Even John McCain, who opposed the 2013 shutdown over Obamacare, seemed to suggest he’d be willing to see a shutdown through to stop funding to Planned Parenthood. “I don’t like a government shutdown,” he said. “But this is a clear case of totally improper use of taxpayers’ dollars. I have an obligation to the taxpayers of Arizona.”

“If [Democrats] want to stand before the American people and say that they support this practice of dismembering unborn children, then that’s their privilege,” McCain added.

It’s not clear what compromise Republicans could live with in good conscience. Obama has threatened to veto any bill that defunds Planned Parenthood on a “wholesale basis.” Does that leave the door open to defunding Planned Parenthood programs actually funded by the continuing resolution? Congressman Kevin Yoder of Kansas has introduced a bill to close the loophole that allows Planned Parenthood to make money from trafficking human organs. That would cut off a source of revenue to Planned Parenthood, and President Obama may feel compelled to sign it. But is it enough for Republicans to vote for a budget that averts a shutdown?

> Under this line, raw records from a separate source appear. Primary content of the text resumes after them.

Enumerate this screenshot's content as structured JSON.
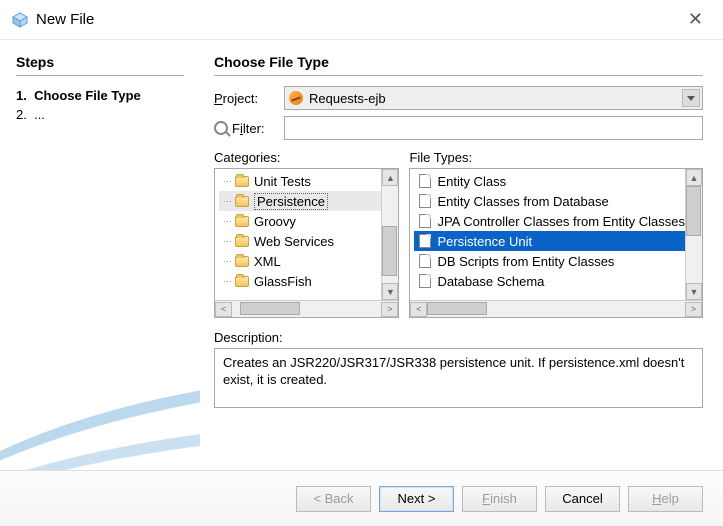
{
  "window": {
    "title": "New File"
  },
  "steps": {
    "header": "Steps",
    "items": [
      {
        "n": "1.",
        "label": "Choose File Type",
        "current": true
      },
      {
        "n": "2.",
        "label": "..."
      }
    ]
  },
  "panel": {
    "header": "Choose File Type",
    "projectLabel_pre": "P",
    "projectLabel_post": "roject:",
    "projectValue": "Requests-ejb",
    "filterLabel_pre": "F",
    "filterLabel_mid": "i",
    "filterLabel_post": "lter:",
    "filterValue": "",
    "categoriesLabel_pre": "C",
    "categoriesLabel_post": "ategories:",
    "fileTypesLabel_pre": "F",
    "fileTypesLabel_post": "ile Types:",
    "descriptionLabel_pre": "D",
    "descriptionLabel_post": "escription:",
    "description": "Creates an JSR220/JSR317/JSR338 persistence unit. If persistence.xml doesn't exist, it is created."
  },
  "categories": [
    {
      "label": "Unit Tests"
    },
    {
      "label": "Persistence",
      "selected": true
    },
    {
      "label": "Groovy"
    },
    {
      "label": "Web Services"
    },
    {
      "label": "XML"
    },
    {
      "label": "GlassFish"
    }
  ],
  "fileTypes": [
    {
      "label": "Entity Class"
    },
    {
      "label": "Entity Classes from Database"
    },
    {
      "label": "JPA Controller Classes from Entity Classes"
    },
    {
      "label": "Persistence Unit",
      "selected": true
    },
    {
      "label": "DB Scripts from Entity Classes"
    },
    {
      "label": "Database Schema"
    }
  ],
  "buttons": {
    "back": "< Back",
    "next": "Next >",
    "finish": "Finish",
    "cancel": "Cancel",
    "help": "Help"
  }
}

People may come to different conclusions about what the right course of action is. Some might think we need to abolish the filibuster to actually put a bill defunding Planned Parenthood on President Obama’s desk. Others might conclude that abolishing the filibuster would do grave damage to the pro-life cause, and many other causes, in the long run. But Republicans would be ill-advised to attack one another over making different prudential judgments. After all, just about every conservative in America—and every Republican running for president—has, for prudential reasons, supported legislation that included funding for Planned Parenthood.

In 2011, Republicans tried to defund the organization but failed (although they did stop direct taxpayer-funding of abortion in the District of Columbia). “Nobody’s more pro-life than me. Nobody,” former Arkansas governor Mike Huckabee said as the budget deadline loomed. “But as much as I want to see Planned Parenthood defunded, as much as I want to see NPR lose their funding, the reality is the president and the Senate are never gonna go along with that. So win the deal you can win and live to fight another day.”

In 2013, Senate conservatives like Ted Cruz, Marco Rubio, Mike Lee, and Rand Paul backed legislation that funded everything in government—including Planned Parenthood—except for Obamacare. “I’m willing to fund everything in government including a lot of things I don’t like in order to avoid having to fund Obamacare,” Utah senator Mike Lee told me at the time. I specifically asked Lee about the “defund Obamacare” bill’s inclusion of Planned Parenthood funding. “Sometimes you have to be willing to make difficult compromises in order to achieve the greater good. In this circumstance, I’d be willing to do it,” Lee said.

Americans sickened by the Planned Parenthood videos have a duty to stand on principle and fight cowards within the Republican party who have all too often betrayed or abandoned the most vulnerable human beings in our society. They also have a duty to be wise and prudent, to not let their shock and anger cloud their judgment, and to do more good than harm.